Na het volgen van de opleiding moet aan de volgende eisen worden voldaan om in het bezit te komen en te blijven van het DIPLOMA LOTUS® SLACHTOFFER.
1 Grimeren en acteren
1 Grimematerialen
Hij/zij kan:
- de materialen die nodig zijn voor het grimeren van stoornissen en letsels benoemen;
- de voor- en nadelen beschrijven van brooddeeg, Caran d’Ache, Dermawax en andere
gelijkwaardige materialen; - aangeven dat en waarom moet worden gelet op de veiligheid van de te gebruiken
- grimematerialen;
- de aangebrachte grime met huidvriendelijke afschminkmaterialen verwijderen.
2 Namaakweefsel
2.1 Een LOTUS®slachtoffer kan namaakweefsel (brooddeeg, Caran d’Ache, Dermawax of een gelijkwaardig materiaal):
- op de juiste kleur brengen;
- op de juiste plaats aanbrengen;
- zodanig op de huid aanbrengen dat de grens tussen de echte huid en het namaakweefsel niet te zien is (uitstrijken);
- van de juiste structuur (poriën) en beharing voorzien;
- op de juiste wijze toepassen voor het nabootsen van verschillende verwondingen.
2.2 Hij/zij kan vertellen van welke omstandigheden de keuze van het materiaal afhankelijk is en wanneer welk materiaal het best kan worden gebruikt.
3 Grimeren en acteren
Hij/zij kan de verschijnselen van een aantal stoornissen en letsels op didactisch verantwoorde wijze zodanig
grimeren en acteren dat hij/zij:
- de werkelijkheid zoveel mogelijk benaderen;
- in overeenstemming zijn met de geldende fysiologische en pathofysiologische inzichten;
- het gevolg kunnen zijn van de aangegeven oorzaak;
- herkenbaar en geloofwaardig zijn voor de eerstehulpverlener (in opleiding).

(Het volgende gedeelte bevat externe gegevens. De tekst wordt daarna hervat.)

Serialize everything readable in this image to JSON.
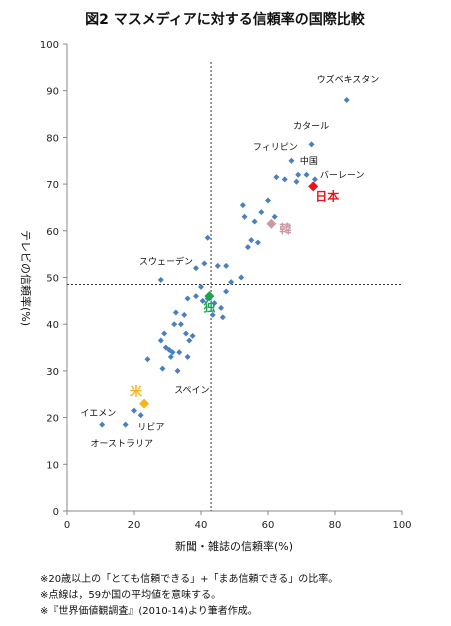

De desbetreffende stoornissen en letsels zijn:
* snijwond;
* steekwond;
* scheurwond / lapwond;
* schaafwond;
* neusbloeding;
* eerste-, tweede- en derdegraads brandwonden in relatie tot hun ontstaanswijze;
* ernstige uitwendige bloeding aan onderarm en onderbeen;
* kneuzing en verstuiking;
* gesloten en open botbreuk van het onderbeen;
* gesloten botbreuk van onderarm en pols;
* gesloten botbreuk van de bovenarm;
* gesloten botbreuk van het sleutelbeen;
* stoornissen van het bewustzijn (verminderd bewustzijn, bewusteloosheid);
* flauwte;
* shock;
* warmteletsels;
* koudeletsels.
3 Ontwerpen en ensceneren
Hij/zij kan:
- ongevalstoedrachten ontwerpen en de daarbij behorende ongevalssituaties ensceneren, die:
- overeenstemmen met de (mogelijke) werkelijkheid;
- geloofwaardig en herkenbaar zijn;
- door de eerstehulpverlener (in opleiding) als (bijna) werkelijk worden ervaren;
- de hierboven genoemde stoornissen en letsels tot gevolg kunnen hebben;
- bijdragen aan het bereiken van de didactische doelstelling;
- situaties ontwerpen en ensceneren waarin een acuut optredende stoornis in de gezondheidstoestand is ontstaan;
- ontwerpen met bijbehorende enscenering maken voor ongevalstoedrachten en situaties, ten behoeve van Eerste Hulp-oefenbijeenkomsten, lessen, wedstrijden enzovoort;
- ongevallen in scène zetten.
4 Uitbeelden van slachtoffers
Hij/zij kan:
- de verschijnselen van de hierboven genoemde stoornissen en letsels op medisch, psychologisch en didactisch verantwoorde wijze uitbeelden in de ontworpen en geënsceneerde (ongevals)situatie;
- rekening houden met de psychologische reacties van slachtoffers en hulpverleners.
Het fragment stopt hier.